Whereas the NK model always ends up in a local fitness maxima this is not necessarily true of the NKCS model since for a fixed point we would require each species to be in a fitness maxima at the same time. This allows the model to display some more sophsticated dynamics such as criticality, self-organised-criticality and co-evolution (and others).
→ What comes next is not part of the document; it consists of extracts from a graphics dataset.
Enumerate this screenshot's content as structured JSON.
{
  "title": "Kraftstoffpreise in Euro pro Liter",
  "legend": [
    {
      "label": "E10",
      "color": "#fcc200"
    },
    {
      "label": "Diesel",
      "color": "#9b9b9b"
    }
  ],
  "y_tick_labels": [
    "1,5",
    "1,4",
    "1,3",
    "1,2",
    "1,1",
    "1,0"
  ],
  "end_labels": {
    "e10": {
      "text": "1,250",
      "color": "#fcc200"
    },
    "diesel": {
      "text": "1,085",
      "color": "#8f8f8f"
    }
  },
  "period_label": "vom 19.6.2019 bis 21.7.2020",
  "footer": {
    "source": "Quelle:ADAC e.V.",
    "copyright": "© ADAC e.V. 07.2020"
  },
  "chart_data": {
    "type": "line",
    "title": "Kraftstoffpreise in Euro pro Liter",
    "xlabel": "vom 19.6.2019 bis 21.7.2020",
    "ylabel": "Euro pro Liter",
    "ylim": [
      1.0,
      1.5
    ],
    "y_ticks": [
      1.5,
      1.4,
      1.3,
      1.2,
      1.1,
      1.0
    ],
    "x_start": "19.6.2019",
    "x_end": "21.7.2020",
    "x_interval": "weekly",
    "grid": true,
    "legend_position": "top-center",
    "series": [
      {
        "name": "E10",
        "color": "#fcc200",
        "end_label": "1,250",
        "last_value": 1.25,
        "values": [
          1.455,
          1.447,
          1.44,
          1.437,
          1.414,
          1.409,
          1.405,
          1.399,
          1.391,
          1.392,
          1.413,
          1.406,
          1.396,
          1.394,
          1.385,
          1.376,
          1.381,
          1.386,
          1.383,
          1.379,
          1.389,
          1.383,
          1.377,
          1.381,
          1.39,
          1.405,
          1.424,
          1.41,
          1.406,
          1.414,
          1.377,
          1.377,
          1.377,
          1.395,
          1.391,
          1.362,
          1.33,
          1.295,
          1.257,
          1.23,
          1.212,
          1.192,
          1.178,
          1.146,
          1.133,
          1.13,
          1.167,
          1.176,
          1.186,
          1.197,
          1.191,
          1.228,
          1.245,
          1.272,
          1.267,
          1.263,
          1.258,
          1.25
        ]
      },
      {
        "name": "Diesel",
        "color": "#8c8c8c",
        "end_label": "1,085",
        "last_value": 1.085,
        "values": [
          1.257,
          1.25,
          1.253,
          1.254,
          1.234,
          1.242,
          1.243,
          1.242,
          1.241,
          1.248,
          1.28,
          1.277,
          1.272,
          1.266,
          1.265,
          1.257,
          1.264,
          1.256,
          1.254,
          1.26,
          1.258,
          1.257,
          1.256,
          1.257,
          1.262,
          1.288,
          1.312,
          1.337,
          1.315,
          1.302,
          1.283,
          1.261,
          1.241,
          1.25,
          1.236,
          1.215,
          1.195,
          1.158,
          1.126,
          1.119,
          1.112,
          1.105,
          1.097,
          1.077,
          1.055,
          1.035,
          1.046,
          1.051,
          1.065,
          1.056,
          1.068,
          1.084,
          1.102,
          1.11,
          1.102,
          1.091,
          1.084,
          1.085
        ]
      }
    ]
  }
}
In addition to evolution these models can also be used as a model of immunity. Along with this NKCS models have been used as a model of technological evolution. The model is general enough that it can be applied to, essentially, any evolutionary system.

These models can get fairly complicated, in the future I may write a full length post on models of evolution.

Conclusion

We have now seen that we can extend our spin-glass models to more sophisticated spin-glass models through the Potts model which are more physically plausible. We also saw that spin-glass models were a major influence on some of the first artificial neural networks. Lastly by looking at spin-glasses from a different point of view we have seen how they can inform our understanding of evolutionary systems.

We did not cover it here but spin-glasses have also influenced combinatorial optimization problems. We touched upon this in a previous post where we introduced the concept of simulated annealing. These techniques have been used in computer chip design (where one needs to optimize size/geometry of chip design versus performance). They have also been used in studying protein folding where there is a large universe of possible orientations that need to be searched according to a number of constraints.